The rains haven't come yet, but the leaves have begun to turn-yellows mostly. It's early autumn in California, and the winds have cleared and cleaned the air after months of depressing smoke and toxic haze. For a half hour, sunlight streams through the trees and onto the spot where I sit beside the creek. There is timelessness and peace.
Have you noticed that there are a few days of the year that stand out in their beauty? Today was one of those days, which occur only once or twice per season in my experience.
As self-involved humans, it's hard to be sure that one isn't merely having a good day, or in a good mood. I don't think so though, since one's mood and self-concern is emptied and forgotten by the beauty of the Earth on such days.
I pedal out beyond the new construction to look at the canyon and foothills, which are breathtakingly vivid in a cloudless sky. A young man in hardhat exits a trailer-office as I pull over. He says hello, and I comment on how clear the hills are.
"Yes, I live up there," he replies, pointing up beyond the canyon that forms Upper Park, "and this is as clear as I've ever seen them." He's the son of the owner of the construction company, and he seems to fit the role and not fit it at the same time.
Though we're standing at least six feet apart, he pulls up a scarf-like mask as we talk. I reach into my pocket and put on a surgical mask. I ask what it's like around Paradise Lake, my favorite place to meditate before the fire that incinerated the town two years ago, and he says some logging has taken place there.
I give him my card, and we talk about having a beer outdoors at a bar. I take a last look at the brown, shimmering hills, and ride back.
This damn pandemic makes you appreciate little human exchanges a lot more. I can count on one hand the times I've exchanged more than a few passing words with strangers in the last few months.
There are two primal fears all people share. The first is being socially outcast, since for thousands of years in the wilderness before so-called civilization, ostracization meant death.
The second, and directly related inwardly, is leaving the known. The known once meant the accretion over uncounted generations of culture and tradition, of beliefs about animal spirits and human relationships embedded in the natural world---entirely orally transmitted.
Since the invention of writing, knowledge and the known (not the same thing) were also transmitted by tablets and parchment, and then books after the invention of the printing press, and now digitally, which is encompassing virtually all human knowledge and experience.
It is extremely rare for anyone to leave the stream of the known, so rare that I wonder how many people even know what I'm talking about.
In the simplest terms, leaving the stream of the known means a spontaneous stillness of mind, the cessation of thinking and thought, and the ending of the continuity of psychological memory.
These are words, not the thing. The actuality is an acute state of awareness, which occurs when passive watchfulness gathers sufficient attention-a very different thing than concentration.
These two primal fears arise during deeper states of meditation-the fear of being utterly alone; and the fear of knowing and being nothing.
We fear leaving the stream of the known because we equate it with losing one's mind. When one remains with that fear however, one realizes that one is not losing one's mind, but gaining Mind.
Given that's true, a tremendous question arises. If, through random evolution the human brain is potentially a vessel for the numinous (the intrinsic awareness and sacredness that permeates the universe), why is it so rare and difficult to attain that level of awareness?

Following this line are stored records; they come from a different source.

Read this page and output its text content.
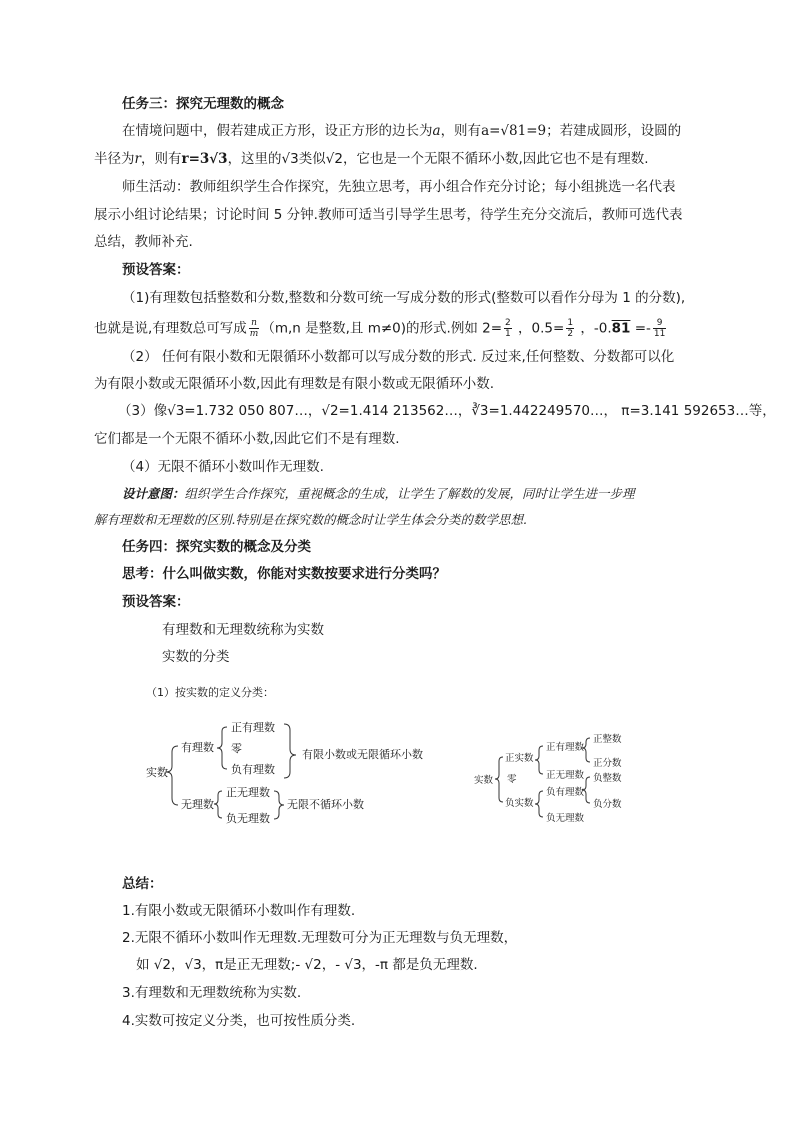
任务三：探究无理数的概念
在情境问题中，假若建成正方形，设正方形的边长为a，则有a=√81=9；若建成圆形，设圆的
半径为r，则有r=3√3，这里的√3类似√2，它也是一个无限不循环小数,因此它也不是有理数.
师生活动：教师组织学生合作探究，先独立思考，再小组合作充分讨论；每小组挑选一名代表
展示小组讨论结果；讨论时间 5 分钟.教师可适当引导学生思考，待学生充分交流后，教师可选代表
总结，教师补充.
预设答案：
（1)有理数包括整数和分数,整数和分数可统一写成分数的形式(整数可以看作分母为 1 的分数),
也就是说,有理数总可写成 $\frac{n}{m} (m,n$ 是整数,且 m≠0)的形式.例如 $2= \frac{2}{1}$ ，$0.5= \frac{1}{2}$ ，$-0.81 =- \frac{9}{11}$
（2） 任何有限小数和无限循环小数都可以写成分数的形式. 反过来,任何整数、分数都可以化
为有限小数或无限循环小数,因此有理数是有限小数或无限循环小数.
（3）像√3=1.732 050 807…，√2=1.414 213562…，∛3=1.442249570…， π=3.141 592653…等，
它们都是一个无限不循环小数,因此它们不是有理数.
（4）无限不循环小数叫作无理数.
设计意图：组织学生合作探究，重视概念的生成，让学生了解数的发展，同时让学生进一步理
解有理数和无理数的区别.特别是在探究数的概念时让学生体会分类的数学思想.
任务四：探究实数的概念及分类
思考：什么叫做实数，你能对实数按要求进行分类吗？
预设答案：
有理数和无理数统称为实数
实数的分类
（1）按实数的定义分类：
实数
有理数
正有理数
零
负有理数
有限小数或无限循环小数
无理数
正无理数
负无理数
无限不循环小数
实数
正实数
零
负实数
正有理数
正无理数
负有理数
负无理数
正整数
正分数
负整数
负分数
总结：
1.有限小数或无限循环小数叫作有理数.
2.无限不循环小数叫作无理数.无理数可分为正无理数与负无理数，
如 √2，√3，π是正无理数;- √2，- √3，-π 都是负无理数.
3.有理数和无理数统称为实数.
4.实数可按定义分类，也可按性质分类.
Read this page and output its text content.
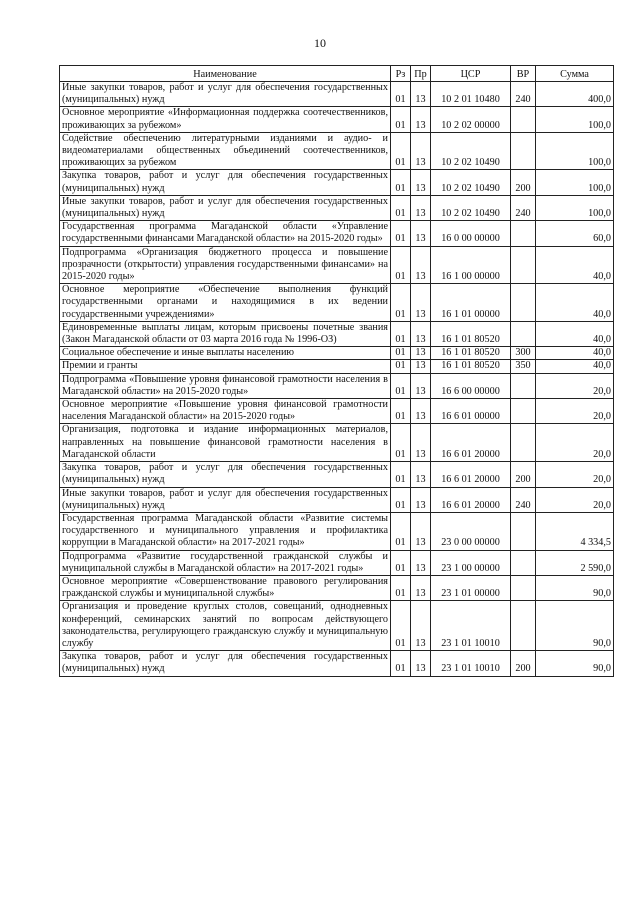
10
Наименование	Рз	Пр	ЦСР	ВР	Сумма
Иные закупки товаров, работ и услуг для обеспечения государственных (муниципальных) нужд	01	13	10 2 01 10480	240	400,0
Основное мероприятие «Информационная поддержка соотечественников, проживающих за рубежом»	01	13	10 2 02 00000		100,0
Содействие обеспечению литературными изданиями и аудио- и видеоматериалами общественных объединений соотечественников, проживающих за рубежом	01	13	10 2 02 10490		100,0
Закупка товаров, работ и услуг для обеспечения государственных (муниципальных) нужд	01	13	10 2 02 10490	200	100,0
Иные закупки товаров, работ и услуг для обеспечения государственных (муниципальных) нужд	01	13	10 2 02 10490	240	100,0
Государственная программа Магаданской области «Управление государственными финансами Магаданской области» на 2015-2020 годы»	01	13	16 0 00 00000		60,0
Подпрограмма «Организация бюджетного процесса и повышение прозрачности (открытости) управления государственными финансами» на 2015-2020 годы»	01	13	16 1 00 00000		40,0
Основное мероприятие «Обеспечение выполнения функций государственными органами и находящимися в их ведении государственными учреждениями»	01	13	16 1 01 00000		40,0
Единовременные выплаты лицам, которым присвоены почетные звания (Закон Магаданской области от 03 марта 2016 года № 1996-ОЗ)	01	13	16 1 01 80520		40,0
Социальное обеспечение и иные выплаты населению	01	13	16 1 01 80520	300	40,0
Премии и гранты	01	13	16 1 01 80520	350	40,0
Подпрограмма «Повышение уровня финансовой грамотности населения в Магаданской области» на 2015-2020 годы»	01	13	16 6 00 00000		20,0
Основное мероприятие «Повышение уровня финансовой грамотности населения Магаданской области» на 2015-2020 годы»	01	13	16 6 01 00000		20,0
Организация, подготовка и издание информационных материалов, направленных на повышение финансовой грамотности населения в Магаданской области	01	13	16 6 01 20000		20,0
Закупка товаров, работ и услуг для обеспечения государственных (муниципальных) нужд	01	13	16 6 01 20000	200	20,0
Иные закупки товаров, работ и услуг для обеспечения государственных (муниципальных) нужд	01	13	16 6 01 20000	240	20,0
Государственная программа Магаданской области «Развитие системы государственного и муниципального управления и профилактика коррупции в Магаданской области» на 2017-2021 годы»	01	13	23 0 00 00000		4 334,5
Подпрограмма «Развитие государственной гражданской службы и муниципальной службы в Магаданской области» на 2017-2021 годы»	01	13	23 1 00 00000		2 590,0
Основное мероприятие «Совершенствование правового регулирования гражданской службы и муниципальной службы»	01	13	23 1 01 00000		90,0
Организация и проведение круглых столов, совещаний, однодневных конференций, семинарских занятий по вопросам действующего законодательства, регулирующего гражданскую службу и муниципальную службу	01	13	23 1 01 10010		90,0
Закупка товаров, работ и услуг для обеспечения государственных (муниципальных) нужд	01	13	23 1 01 10010	200	90,0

To my mind, cosmic and terrestrial evolution is essentially a seamless movement, without a 'Prime Mover,' beginning with the misnomer of 'chaos' to the higher levels of order of galaxies and stars, and from simple to complex biology, where life has the right conditions to take hold and enough stability to develop.
I feel that physics, chemistry and biology follow the same basic principles everywhere in the universe. If so, that means single-celled life is common; multicellular life is rare; and potentially intelligent life like we humans is rare. How much more rare is genuinely intelligent life?
What, you may ask, does all this have to do with the terrible disparities and darkness of this world, not to mention the pressing challenges and day-to-day struggle to survive?
Perhaps nothing. Perhaps everything.